Quand on arrive dans l’appart de ma grand-mère (5) pour le débarrasser, j’ai un frisson direct. Des feuilles mortes se sont engouffrées dans la cage d’escalier quand on a ouvert la porte d’entrée. Quelqu’un avait laissé les fenêtres ouvertes. Les feuilles étaient partout par terre, beaucoup collées au mur opposé à la fenêtre par le vent. Il faisait pas très froid aujourd’hui et il y avait un peu de soleil donc avec mon père on a décidé qu’on allait continuer à aérer parce que, même en étant restée dans un courant d’air constant pendant je sais pas combien de jours, l’odeur rassurante (mélange de jasmin et de riz) de ma grand-mère continuait à voler vaguement dans la pièce et aucun de nous deux ne se sentait de faire face à son gentil fantôme olfactif qui nous entourait de ses bras invisibles. Ça fait bizarre de sentir l’odeur de quelqu’un qu’on aime alors qu’elle est morte. Genre t’es content de la retrouver mais en fait tu la retrouvera jamais. C’est badant.
L’appart est presque vide. Mes cousins ont dû passer avant nous. Il ne reste plus aucun meuble, que des traces vaguement carrées et jaunâtres sur les murs, à l’emplacement où ils devaient être avant. Ils ont emporté avec eux: - la télé, - le micro-onde, - le frigo, - les vases - la vaisselle, - les bijoux, - la box wifi, - les tables, - et même les radiateurs (ces chiens).

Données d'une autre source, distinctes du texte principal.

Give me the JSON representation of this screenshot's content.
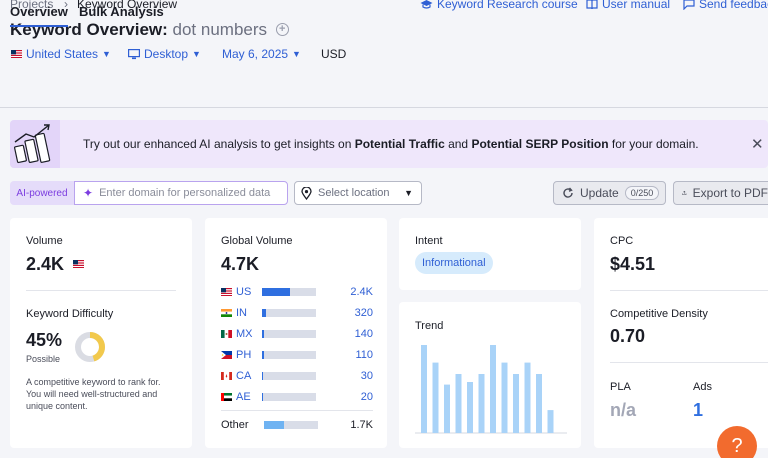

Ils ont dû vider toutes les armoires pour les déplacer parce que tout leur contenu est étalé par terre, dans un mélange bizarre d’habits, de feuilles mortes humides et de livres. Il y a vraiment trois tonnes de livres. Ma grand-mère était journaliste avant de devenir folle et elle a gardé, même après s’être faite interner (-27), l’habitude de tourner incessamment les pages de n’importe quoi (analyse théorique de l’œuvre de Baudelaire, les spécialités culinaires du Poitou-Charentes, manuel d’utilisation de la télévision Sony2345). C’était pas joli à voir ce bordel, je crois que ça a rendu mon père triste. Moi ça m’a juste foutu la flemme parce que le proprio nous mettait la pression pour qu’on ait tout débarrassé d’ici deux heures (Il a déjà loué l’appart à quelqu’un d’autre et si on récupère pas les trucs maintenant, il jette tout à la poubelle).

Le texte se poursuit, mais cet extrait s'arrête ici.